L'ouvrage « La Suisse et l'esclavage des Noirs » , co-écrit par
Bouda Etemad
(Prof d'histoire contemporaine aux Universités de Genève et Lausanne), Thomas David et Janick Marina Schaufelbuehl (respectivement prof-assistant et assistante doctorante à l'Institut d'histoire économique et sociale de l'Université de Lausanne), lève le voile sur des aspects inconnus de l'Histoire suisse et révèle, sur la base de matériaux originaux, que des marchands, des maisons de commerce et des financiers suisses ont été impliqués dans la traite des Noirs aux XVIIIe et XIXe siècles. Il démontre que des citoyens helvétiques ont exploité, aux Amériques, des esclaves sur leurs plantations et que les Suisses auraient directement ou indirectement contribué à la déportation de quelque 175'000 Noirs vers les Amériques.

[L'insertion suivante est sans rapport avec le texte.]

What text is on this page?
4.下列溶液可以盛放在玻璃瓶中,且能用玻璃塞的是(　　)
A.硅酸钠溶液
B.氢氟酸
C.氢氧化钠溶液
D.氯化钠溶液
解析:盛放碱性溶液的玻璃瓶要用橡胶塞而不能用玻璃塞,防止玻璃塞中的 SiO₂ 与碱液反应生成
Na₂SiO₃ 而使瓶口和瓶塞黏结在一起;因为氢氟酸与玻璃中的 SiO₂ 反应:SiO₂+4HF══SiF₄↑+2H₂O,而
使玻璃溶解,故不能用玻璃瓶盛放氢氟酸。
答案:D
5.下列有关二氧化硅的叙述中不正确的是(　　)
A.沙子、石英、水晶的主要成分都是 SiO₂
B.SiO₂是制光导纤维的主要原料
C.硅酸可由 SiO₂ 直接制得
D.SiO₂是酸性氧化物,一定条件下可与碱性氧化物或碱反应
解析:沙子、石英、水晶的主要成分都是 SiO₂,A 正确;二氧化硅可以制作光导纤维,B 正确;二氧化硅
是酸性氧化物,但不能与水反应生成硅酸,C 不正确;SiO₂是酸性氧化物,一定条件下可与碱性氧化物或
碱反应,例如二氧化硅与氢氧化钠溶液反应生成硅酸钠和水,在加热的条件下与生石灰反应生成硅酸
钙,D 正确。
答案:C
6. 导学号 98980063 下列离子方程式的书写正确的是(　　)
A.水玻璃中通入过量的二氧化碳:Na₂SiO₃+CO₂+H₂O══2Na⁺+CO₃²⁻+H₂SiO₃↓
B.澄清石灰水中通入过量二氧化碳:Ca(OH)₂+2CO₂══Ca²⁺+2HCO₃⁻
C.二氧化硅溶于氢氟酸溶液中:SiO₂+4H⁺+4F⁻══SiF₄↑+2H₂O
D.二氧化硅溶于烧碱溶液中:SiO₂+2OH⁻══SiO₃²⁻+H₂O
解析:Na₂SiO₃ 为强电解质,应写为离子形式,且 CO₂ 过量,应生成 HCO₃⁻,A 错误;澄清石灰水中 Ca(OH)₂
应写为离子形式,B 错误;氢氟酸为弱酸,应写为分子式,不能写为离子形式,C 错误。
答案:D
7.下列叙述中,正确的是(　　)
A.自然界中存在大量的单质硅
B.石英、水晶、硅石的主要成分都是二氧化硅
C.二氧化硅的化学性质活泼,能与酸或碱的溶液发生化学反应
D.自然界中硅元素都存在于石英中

En Suisse, comme dans le reste de l'Europe, de telles pratiques ont été dénoncées par des associations antiesclavagistes au cours des 18e et 19e siècles déjà. Dans une déclaration datée de juin 2003, le Conseil fédéral, « regrette (...) que différents citoyens suisses aient été impliqués de près ou de loin dans le commerce transatlantique des esclaves » et se dit « disposé à soutenir le réexamen (...) du passé ». Il y voit cependant une limite qui exclut toute demande de réparations, les générations actuelles ne pouvant être tenues pour responsables des erreurs commises par leur aïeux.